Thing is, somehow HE says, HIS yoke is light.  "Easy" in fact.  But I'm tellin' you what.  This yoke that I'm sharing, carrying - it ain't anywhere near close to "light" or "easy."  Maybe that's because I haven't rested under it.  Maybe that's because I'm still throwing a fit and trying desperately to get back to mine.

But He says HIS offers me rest.  Sign me up.  I'm tired of pitching fits.  My soul needs rest.  Maybe I'll find rest when I stop trying to carry it by myself.  Maybe I'll find rest when I take up the yoke that is shared WITH HIM.  The yoke He says is HIS.

You know what I never noticed before?  This rest, this light and easy yoke, when you look at the verses that come before it, it's rest from the wearying and heavy things that are hard to understand, hard to bear...those things whose meanings/reasons are hidden from the wise/learned and revealed to who? To little children.  Kids are pretty good at sharing hard things...things they aren't excited about.  Maybe things like moms who have terminal illnesses?  Maybe I should take note.

4 comments:

Lou and Beth LaBrunda said...

Heidi, you always manage to touch the heart of the matter that is weighing on my mind.
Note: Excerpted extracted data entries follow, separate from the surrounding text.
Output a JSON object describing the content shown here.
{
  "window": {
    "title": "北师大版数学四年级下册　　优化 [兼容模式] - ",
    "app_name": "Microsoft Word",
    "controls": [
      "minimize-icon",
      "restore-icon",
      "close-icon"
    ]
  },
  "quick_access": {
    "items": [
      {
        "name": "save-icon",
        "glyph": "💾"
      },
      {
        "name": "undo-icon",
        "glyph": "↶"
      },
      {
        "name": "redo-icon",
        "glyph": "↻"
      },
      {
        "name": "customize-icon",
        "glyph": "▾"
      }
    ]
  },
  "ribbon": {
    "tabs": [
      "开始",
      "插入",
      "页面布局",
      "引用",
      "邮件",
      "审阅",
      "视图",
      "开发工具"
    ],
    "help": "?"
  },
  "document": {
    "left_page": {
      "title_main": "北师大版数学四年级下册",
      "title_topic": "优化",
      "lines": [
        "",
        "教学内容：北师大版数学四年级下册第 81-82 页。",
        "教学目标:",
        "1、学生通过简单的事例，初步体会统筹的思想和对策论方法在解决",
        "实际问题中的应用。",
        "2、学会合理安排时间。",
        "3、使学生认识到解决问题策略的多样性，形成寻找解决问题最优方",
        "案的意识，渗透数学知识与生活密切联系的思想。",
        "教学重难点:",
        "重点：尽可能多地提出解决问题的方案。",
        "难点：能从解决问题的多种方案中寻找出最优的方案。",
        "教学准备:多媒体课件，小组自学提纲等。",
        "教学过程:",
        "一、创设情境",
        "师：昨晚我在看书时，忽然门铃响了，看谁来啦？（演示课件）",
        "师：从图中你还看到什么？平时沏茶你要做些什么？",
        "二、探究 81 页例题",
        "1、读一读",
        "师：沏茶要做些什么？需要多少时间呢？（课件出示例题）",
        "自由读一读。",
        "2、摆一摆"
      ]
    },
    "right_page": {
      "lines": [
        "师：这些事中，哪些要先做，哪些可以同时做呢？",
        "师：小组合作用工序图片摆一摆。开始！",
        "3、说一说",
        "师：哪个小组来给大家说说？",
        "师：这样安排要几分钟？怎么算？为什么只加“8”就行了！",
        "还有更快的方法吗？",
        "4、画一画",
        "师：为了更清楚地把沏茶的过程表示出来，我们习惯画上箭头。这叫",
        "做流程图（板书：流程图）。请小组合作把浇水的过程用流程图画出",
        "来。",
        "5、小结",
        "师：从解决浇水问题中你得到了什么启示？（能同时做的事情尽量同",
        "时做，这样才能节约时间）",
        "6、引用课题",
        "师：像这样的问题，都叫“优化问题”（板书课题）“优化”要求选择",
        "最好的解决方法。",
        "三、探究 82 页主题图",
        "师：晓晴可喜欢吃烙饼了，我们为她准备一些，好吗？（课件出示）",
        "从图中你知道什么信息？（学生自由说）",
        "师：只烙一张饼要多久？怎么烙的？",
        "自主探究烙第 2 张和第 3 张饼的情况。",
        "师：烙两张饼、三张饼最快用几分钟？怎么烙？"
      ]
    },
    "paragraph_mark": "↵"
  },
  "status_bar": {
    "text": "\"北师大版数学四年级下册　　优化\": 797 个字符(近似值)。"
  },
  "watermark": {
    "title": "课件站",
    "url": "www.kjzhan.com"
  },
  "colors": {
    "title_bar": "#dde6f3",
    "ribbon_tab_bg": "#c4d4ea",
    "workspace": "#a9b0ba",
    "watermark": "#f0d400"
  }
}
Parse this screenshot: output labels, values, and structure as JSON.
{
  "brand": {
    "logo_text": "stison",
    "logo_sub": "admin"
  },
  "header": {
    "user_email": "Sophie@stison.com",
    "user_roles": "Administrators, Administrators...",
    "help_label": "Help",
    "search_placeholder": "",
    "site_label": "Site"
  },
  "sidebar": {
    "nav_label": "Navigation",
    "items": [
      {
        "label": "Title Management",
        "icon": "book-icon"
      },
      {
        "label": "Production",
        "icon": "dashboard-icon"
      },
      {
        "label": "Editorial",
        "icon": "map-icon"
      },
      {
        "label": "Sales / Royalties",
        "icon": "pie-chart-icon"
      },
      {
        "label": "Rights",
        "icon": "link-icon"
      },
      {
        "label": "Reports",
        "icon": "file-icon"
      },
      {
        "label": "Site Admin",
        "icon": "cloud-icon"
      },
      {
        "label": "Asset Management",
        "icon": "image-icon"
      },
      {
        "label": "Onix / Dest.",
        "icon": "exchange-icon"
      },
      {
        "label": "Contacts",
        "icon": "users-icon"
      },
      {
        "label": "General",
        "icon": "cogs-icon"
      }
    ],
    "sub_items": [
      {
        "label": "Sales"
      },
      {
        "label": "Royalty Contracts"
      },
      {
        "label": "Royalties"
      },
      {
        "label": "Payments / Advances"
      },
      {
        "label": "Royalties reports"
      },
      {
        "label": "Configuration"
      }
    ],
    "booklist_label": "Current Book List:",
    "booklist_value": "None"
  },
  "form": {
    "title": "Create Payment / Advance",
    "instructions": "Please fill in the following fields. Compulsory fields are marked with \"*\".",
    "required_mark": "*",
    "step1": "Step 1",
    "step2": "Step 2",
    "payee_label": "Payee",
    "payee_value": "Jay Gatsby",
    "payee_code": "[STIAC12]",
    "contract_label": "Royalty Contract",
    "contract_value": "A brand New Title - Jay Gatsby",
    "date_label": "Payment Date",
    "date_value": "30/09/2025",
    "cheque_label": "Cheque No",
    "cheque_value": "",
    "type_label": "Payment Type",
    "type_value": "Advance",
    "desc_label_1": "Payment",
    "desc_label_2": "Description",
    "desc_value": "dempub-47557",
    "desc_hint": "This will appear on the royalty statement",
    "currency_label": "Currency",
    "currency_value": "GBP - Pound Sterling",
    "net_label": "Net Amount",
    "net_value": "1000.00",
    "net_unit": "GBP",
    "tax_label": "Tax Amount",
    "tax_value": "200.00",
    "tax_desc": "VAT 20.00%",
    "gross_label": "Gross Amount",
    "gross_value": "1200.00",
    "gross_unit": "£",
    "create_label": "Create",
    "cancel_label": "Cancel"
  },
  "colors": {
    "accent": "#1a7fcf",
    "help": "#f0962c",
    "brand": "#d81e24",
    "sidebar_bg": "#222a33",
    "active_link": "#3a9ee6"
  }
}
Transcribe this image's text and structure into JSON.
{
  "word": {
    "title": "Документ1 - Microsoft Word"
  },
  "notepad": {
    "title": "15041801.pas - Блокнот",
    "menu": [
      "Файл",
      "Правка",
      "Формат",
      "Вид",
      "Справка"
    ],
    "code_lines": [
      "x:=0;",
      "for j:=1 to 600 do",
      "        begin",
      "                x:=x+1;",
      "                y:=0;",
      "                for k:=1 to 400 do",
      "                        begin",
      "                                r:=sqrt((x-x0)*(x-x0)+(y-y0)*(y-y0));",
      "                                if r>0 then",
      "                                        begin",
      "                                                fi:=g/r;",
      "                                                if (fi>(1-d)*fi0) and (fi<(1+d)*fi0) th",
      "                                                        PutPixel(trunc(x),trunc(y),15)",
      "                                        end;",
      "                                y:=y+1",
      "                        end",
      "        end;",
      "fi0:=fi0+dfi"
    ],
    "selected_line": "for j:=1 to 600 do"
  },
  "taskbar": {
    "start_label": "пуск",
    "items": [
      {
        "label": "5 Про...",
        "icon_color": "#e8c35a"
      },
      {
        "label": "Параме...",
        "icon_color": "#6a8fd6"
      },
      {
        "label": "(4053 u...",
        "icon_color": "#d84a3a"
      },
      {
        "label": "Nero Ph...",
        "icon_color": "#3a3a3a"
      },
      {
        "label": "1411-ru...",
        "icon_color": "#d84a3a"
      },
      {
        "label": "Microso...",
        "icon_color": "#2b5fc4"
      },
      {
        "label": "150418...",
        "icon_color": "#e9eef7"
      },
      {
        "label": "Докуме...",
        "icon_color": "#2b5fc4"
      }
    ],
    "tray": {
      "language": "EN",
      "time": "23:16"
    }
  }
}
I will be praying for you and your Mom.

Anonymous said...

Dear Heidi, I am praying for you. Praying HARD. We receive unconditional love from God and, if we are lucky, from a few people here on earth. It is extremely painful to lose one of those people, I pray that God would grant you both some more years together. May God bless you both with his comfort. Judy in HMB

deborah said...

Heidi, I am so sorry. I will keep you and your mom in my prayers.Trust for the future is always the hardest thing, I think.(I am Bethany's mom)

DrsMyhre said...

Heidi words of wisdom that have come to you the hard way, but wrestling with truth. Thanks for sharing.